It only took moments for a boy to find his way into a US zoo’s gorilla enclosure on the weekend, sparking an incident which led to the killing of the endangered animal, according to a witness.
Kimberley Perkins-O’Conor told CNN she was at the Cincinnati Zoo’s gorilla enclosure when the incident began and heard the three-year-old boy joking with his mother about going into the enclosure’s moat.
She said the boy got in while the mother was briefly distracted by other children who were with her.
“All of a sudden you heard a splash and an older gentleman started yelling ‘there’s a child in there, there’s a child’ and everyone started screaming,” she said.
“The larger gorilla was attracted to the screaming and he just came barrelling to the edge of the moat and then realised what’s going on.”
She said the gorilla, a 200 kilogram animal named Harambe, did not initially act aggressively towards the boy and instead appeared to be “helping him”.

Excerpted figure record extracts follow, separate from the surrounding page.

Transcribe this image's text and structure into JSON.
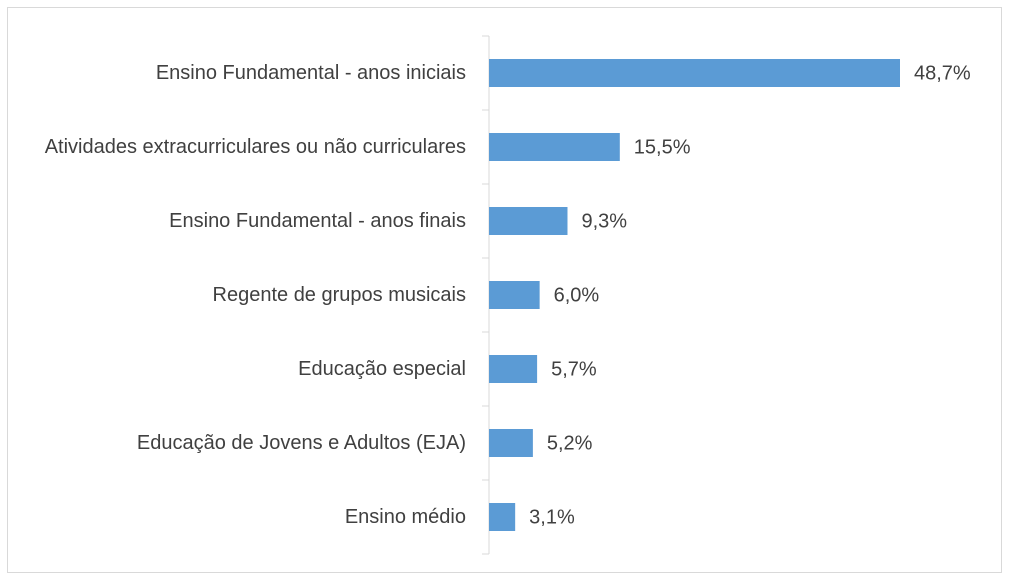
{
  "chart_data": {
    "type": "bar",
    "orientation": "horizontal",
    "categories": [
      "Ensino Fundamental - anos iniciais",
      "Atividades extracurriculares ou não curriculares",
      "Ensino Fundamental - anos finais",
      "Regente de grupos musicais",
      "Educação especial",
      "Educação de Jovens e Adultos (EJA)",
      "Ensino médio"
    ],
    "values": [
      48.7,
      15.5,
      9.3,
      6.0,
      5.7,
      5.2,
      3.1
    ],
    "value_labels": [
      "48,7%",
      "15,5%",
      "9,3%",
      "6,0%",
      "5,7%",
      "5,2%",
      "3,1%"
    ],
    "color": "#5b9bd5"
  }
}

“He dragged the child a little further down into the moat and he … almost looked like he was helping him, pulled his pants up, stood him up, and then all of the sudden everybody started screaming again, and he pulled him completely out,” she said.
Ms Perkins-O’Conor told CNN the screams of those watching on seemed to agitate the animal.
“I saw him again later, once he was on top of the habitat, dragging the boy, pulling him underneath him. It was not a good scene,” she said.